Protecting Personal Data
The Data Privacy Act of 2012 protects personal data in the Philippines. The right to secure sensitive data is protected by the right to take security precautions. Meanwhile, businesses are responsible for any improper handling of such data.
If you are looking for a data-driven solution to help you recruit customers while preserving privacy principles, Inquiro is here for you. Contact us today and learn about our solutions.
FAQs
1. What personal data is protected by the Data Privacy Act?
The Data Privacy Act of the Philippines protects all types of personal data, including name, address, date of birth, government-issued identification, contact information, financial information, and other sensitive data. The law covers information, material form or not, if it may be fairly and immediately ascertained by the entity holding it.
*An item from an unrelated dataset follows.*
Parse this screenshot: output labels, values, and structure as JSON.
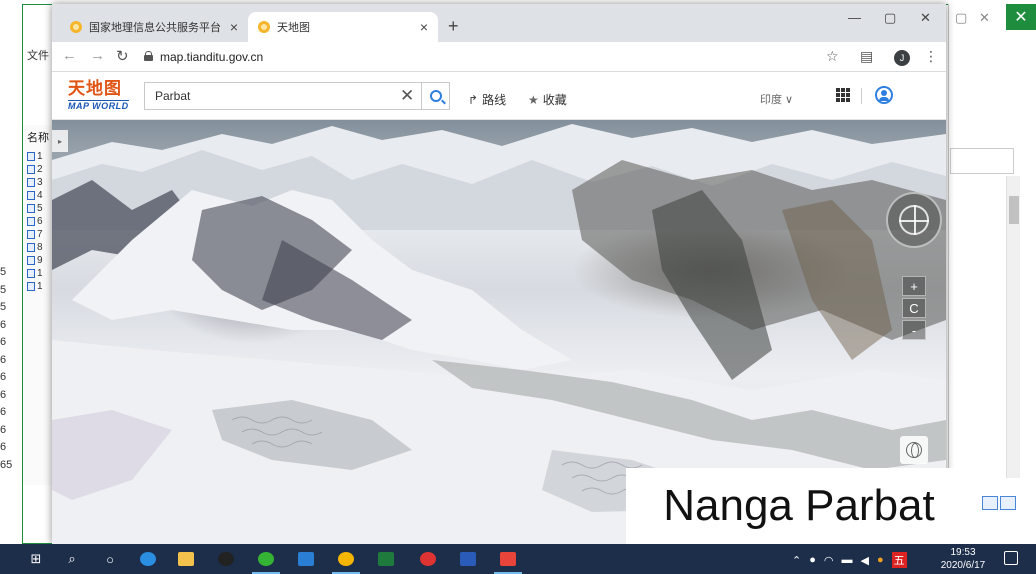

2. What are the three principles of data privacy?
The three cornerstones of data privacy are lawfulness, fairness, and transparency.
Your company should always collect and use personal data lawfully, transparently, and with the individual’s consent. To guarantee that people can easily understand how their data is being used, organizations must employ clear and accessible communication.
3. Is violation of the Data Privacy Act a criminal case?
The Data Privacy Act of 2012 in the Philippines states that violation of data privacy can be illegal. The provisions of the legislation are punishable by fines and imprisonment. Each infraction carries a maximum punishment and jail term of P5,000,000, ranging from six months to seven years.
4. What happens when the right to privacy is violated?
The Data Privacy Act of the Philippines imposes prison terms of one to three years and fines ranging from P500,000 to P2,000,000 on individuals who knowingly and unlawfully access or compromise data systems that store sensitive or private information.
5. What personal data is private?
In the Philippines, all personal data used to identify a person is considered private. It includes one’s name, address, phone number, email address, government-issued identification numbers, financial data, and biometric data,
The Data Privacy Act of the Philippines protects sensitive personal data, including facts about a person’s health, race, religion, sexual orientation, and political affiliations.